LA GABRIELLE STUDIES: DIJON 1500: EXHIBITION

5 - 28 December 2025 
Overview
For the release of La Gabrielle Studies 2025/2, a special exhibition, highlight the Saumaize Hours, will be held in our office. From December 5 to December 28, 2025. By appointment

 

La Gabrielle Fine Arts SA is thrilled to announce the forthcoming publication of its annual Gazette, entitled La Gabrielle Studies. Launched last year with a first edition devoted to Medieval Manuscripts, La Gabrielle Studies highlights the very act of scientific study, to which we attach particular importance. 

 

For this second issue of La Gabrielle Studies, we are delighted to focus on the art produced in the Burgundian capital, Dijon, between the late Middle Ages and the beginning of the Renaissance. Art in Burgundy at the end of the Middle Ages and the beginning of the Renaissance has survived in remarkable quantity and quality. It has sparked and continues to spark a great deal of research and exhibitions which, especially in recent years in the field of illumination, have led to several notable discoveries. "Dijon 1500: Art & History", the title of this issue of La Gabrielle Studies, refers, on the one hand, to recent scholarly publications focusing on the artistic production of French cities during this period, and in particular the fifth volume in the series Peindre en France à la Renaissance (Peindre à Dijon au XVIe siècle, ed.

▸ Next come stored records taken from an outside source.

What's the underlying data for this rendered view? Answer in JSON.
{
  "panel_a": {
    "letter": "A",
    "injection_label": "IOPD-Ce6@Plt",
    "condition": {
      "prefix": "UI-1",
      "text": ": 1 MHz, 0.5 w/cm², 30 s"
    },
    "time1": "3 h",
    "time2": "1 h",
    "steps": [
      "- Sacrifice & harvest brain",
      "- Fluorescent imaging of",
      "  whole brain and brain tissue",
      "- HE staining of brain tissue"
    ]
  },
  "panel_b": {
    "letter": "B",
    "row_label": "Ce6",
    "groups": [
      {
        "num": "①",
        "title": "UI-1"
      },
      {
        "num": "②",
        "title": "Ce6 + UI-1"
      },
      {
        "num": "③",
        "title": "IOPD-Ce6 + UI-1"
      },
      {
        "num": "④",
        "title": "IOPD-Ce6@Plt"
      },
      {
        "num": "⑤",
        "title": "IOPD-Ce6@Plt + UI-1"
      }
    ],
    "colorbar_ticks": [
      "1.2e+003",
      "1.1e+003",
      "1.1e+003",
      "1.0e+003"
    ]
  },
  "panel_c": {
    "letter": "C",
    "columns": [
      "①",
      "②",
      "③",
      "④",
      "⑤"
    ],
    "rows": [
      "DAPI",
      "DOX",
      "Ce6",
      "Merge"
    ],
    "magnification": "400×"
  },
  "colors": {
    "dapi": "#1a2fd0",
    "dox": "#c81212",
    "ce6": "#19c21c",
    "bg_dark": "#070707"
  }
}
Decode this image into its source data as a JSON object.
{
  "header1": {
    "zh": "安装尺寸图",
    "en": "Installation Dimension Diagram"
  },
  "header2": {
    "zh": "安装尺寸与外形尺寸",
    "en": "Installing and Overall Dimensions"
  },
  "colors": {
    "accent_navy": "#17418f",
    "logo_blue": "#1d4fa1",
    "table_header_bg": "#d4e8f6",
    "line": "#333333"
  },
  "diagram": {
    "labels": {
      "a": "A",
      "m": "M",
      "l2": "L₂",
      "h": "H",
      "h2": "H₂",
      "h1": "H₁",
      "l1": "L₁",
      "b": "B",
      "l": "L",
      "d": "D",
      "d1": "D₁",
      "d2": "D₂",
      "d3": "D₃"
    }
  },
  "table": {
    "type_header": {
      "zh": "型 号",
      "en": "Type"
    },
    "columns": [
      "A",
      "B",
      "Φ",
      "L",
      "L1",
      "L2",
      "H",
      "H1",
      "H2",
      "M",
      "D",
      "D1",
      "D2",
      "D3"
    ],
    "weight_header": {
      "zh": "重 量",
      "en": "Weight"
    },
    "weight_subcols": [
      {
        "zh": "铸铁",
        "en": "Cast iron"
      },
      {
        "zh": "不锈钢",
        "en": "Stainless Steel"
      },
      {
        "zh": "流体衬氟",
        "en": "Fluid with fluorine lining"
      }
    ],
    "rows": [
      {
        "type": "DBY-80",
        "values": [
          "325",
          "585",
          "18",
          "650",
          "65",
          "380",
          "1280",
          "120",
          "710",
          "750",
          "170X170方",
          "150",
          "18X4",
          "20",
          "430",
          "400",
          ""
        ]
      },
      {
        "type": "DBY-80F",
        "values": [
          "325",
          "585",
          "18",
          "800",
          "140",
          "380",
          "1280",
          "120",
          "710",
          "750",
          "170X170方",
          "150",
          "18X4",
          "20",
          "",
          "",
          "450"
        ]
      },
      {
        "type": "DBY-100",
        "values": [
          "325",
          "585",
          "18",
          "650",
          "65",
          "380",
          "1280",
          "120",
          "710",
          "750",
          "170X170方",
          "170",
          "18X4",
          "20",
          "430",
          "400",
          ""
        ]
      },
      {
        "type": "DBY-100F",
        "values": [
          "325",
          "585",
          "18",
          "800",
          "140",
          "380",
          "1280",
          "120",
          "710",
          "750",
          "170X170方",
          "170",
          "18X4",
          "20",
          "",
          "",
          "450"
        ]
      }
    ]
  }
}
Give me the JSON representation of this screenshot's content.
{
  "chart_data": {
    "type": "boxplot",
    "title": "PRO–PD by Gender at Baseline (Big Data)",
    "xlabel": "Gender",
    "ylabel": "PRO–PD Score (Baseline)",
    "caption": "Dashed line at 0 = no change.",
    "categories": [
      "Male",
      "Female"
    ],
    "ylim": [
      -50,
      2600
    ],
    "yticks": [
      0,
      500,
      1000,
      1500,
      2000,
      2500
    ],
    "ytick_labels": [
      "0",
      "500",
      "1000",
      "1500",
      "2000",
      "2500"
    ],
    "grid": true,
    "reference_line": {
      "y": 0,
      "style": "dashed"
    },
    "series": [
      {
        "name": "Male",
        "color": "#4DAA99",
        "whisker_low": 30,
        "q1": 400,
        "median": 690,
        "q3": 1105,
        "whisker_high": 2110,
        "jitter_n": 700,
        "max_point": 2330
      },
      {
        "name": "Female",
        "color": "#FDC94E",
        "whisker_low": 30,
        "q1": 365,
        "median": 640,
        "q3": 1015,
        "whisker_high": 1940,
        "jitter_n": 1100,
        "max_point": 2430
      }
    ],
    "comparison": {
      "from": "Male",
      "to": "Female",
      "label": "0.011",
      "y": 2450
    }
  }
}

F. Elsig, Cinisello Balsamo, 2016). "Dijon 1500: Art & History" also borrows its title from several exhibitions that have focused on the production of a specific city at a particular time, such as "France 1500: entre Moyen Âge et Renaissance" (Paris, Galeries nationales du Grand Palais, October 6, 2010-January 10, 2011), "Tours 1500: capitale des arts" (Tours, Musée des Beaux-Arts, March 17-June 17, 2012), or "Lyon Renaissance: art & humanisme" (Lyon, Musée des Beaux-Arts, October 23, 2015-January 25, 2016).

 

We also chose to dedicate the second issue of our Gazette to the Burgundian capital at the turn of the 15th and 16th centuries because it allows us to present a new stunning manuscript from our gallery: the Saumaize Hours. Produced in Dijon around 1490-1500 for a family established in Dijon since the 13th century and illuminated by three artists all active in Dijon at the end of the century, it is a magnificent, richly illuminated Book of Hours that preserves the family's livre de raison (book of accounts) of the Saumaize family, who commissioned the Book of Hours and piously kept it until the 18th century. An object of art due to its twenty-four illuminations but also an archival document due to the book of accounts, the Saumaize Hours is therefore a very rare and particularly interesting manuscript that contains a unique distillation of the history and art of Dijon around 1500.